В процессе выдачи посылок – волнения, просьбы, вопли. Кому-то послали пирог, а цензор его ломает на мелкие куски; кто-то собирает высыпанные на стол сухофрукты. Моя посылка была собрана точно по моей просьбе: большие куски сала и масла (цензор режет их только пополам), пиленый сахар, чеснок, лук, чай и сухари высыпает в мои мешочки. Шерстяные вещи, карандаши, конверты, тетради отдаются без задержек.
Завтра я выхожу на ночное дежурство, а сегодня из посылочных продуктов я устраиваю чай для соседей. Соседи деликатно отказываются. Я упрашиваю. В спор вступает Катаока. Он молча отрезает каждому по тонкому ломтику сала, выдает по четыре кусочка сахара и по сухарю, остальное убирает в мою коробку, затем разливает по кружкам чай, кланяется по-японски и говорит: «Спасиба, зераем счастя».
Ночная смена в лазарете. Уже дан отбой. Палаты затихли. Лемпинен хорошо натопил и спит за ширмой. Печи монастырской кладки действуют по принципу: «фунт дров – пуд жару». Топки печек устроены в глубоких нишах, а ниши закрыты дверцами. За дверцами лежат на подсушке дрова, растопка, щетки, тряпки, кочерги. В коридоре поэтому ни мусора, ни барахла – очень разумно все строили монахи.
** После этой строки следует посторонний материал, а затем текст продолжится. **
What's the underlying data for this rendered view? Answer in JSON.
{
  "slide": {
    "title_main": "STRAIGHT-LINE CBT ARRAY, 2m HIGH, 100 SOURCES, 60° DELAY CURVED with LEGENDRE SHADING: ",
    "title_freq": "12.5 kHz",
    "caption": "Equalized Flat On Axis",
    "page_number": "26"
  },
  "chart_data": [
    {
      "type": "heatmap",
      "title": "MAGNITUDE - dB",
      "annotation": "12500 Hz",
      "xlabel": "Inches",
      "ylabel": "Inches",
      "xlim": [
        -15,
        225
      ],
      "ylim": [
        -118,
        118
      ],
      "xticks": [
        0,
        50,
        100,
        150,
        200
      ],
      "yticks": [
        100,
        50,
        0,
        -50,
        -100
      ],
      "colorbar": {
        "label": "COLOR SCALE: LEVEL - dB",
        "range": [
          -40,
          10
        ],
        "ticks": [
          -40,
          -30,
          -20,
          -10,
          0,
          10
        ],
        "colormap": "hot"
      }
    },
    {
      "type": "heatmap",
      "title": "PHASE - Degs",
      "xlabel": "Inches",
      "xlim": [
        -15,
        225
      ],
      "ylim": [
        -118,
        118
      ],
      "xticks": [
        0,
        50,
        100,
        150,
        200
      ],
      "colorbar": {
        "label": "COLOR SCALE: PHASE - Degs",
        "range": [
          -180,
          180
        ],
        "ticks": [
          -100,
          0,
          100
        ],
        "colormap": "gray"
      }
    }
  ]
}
Я тихо гуляю по коридору в чистом белом халате, в суконных больничных тапочках. Тепло, спокойно, выключены верхние лампы. Я мечтаю. Вдруг что-то мертвой хваткой схватило мою правую ногу ниже колена, прервав мою прогулку.
На полу справа нечто невообразимое держало меня за ногу, стоя на трех конечностях, почти касаясь грудью пола и вывернув вверх лицо с оскаленным ртом и мертвыми глазами. Голое истощенное тело, трупный запах, усиливающаяся хватка. Я отчаянно закричал, закрыв глаза, и кричал так громко и ужасно, что не только Лемпинен проснулся, но и выскочили из палат некоторые больные, а со второго этажа прибежали Гофман и дежурный врач. Лемпинен освободил меня от железной хватки мертвеца, схватил его на руки и куда-то унес, а меня отпаивали валерьянкой, совали в нос нашатырный спирт.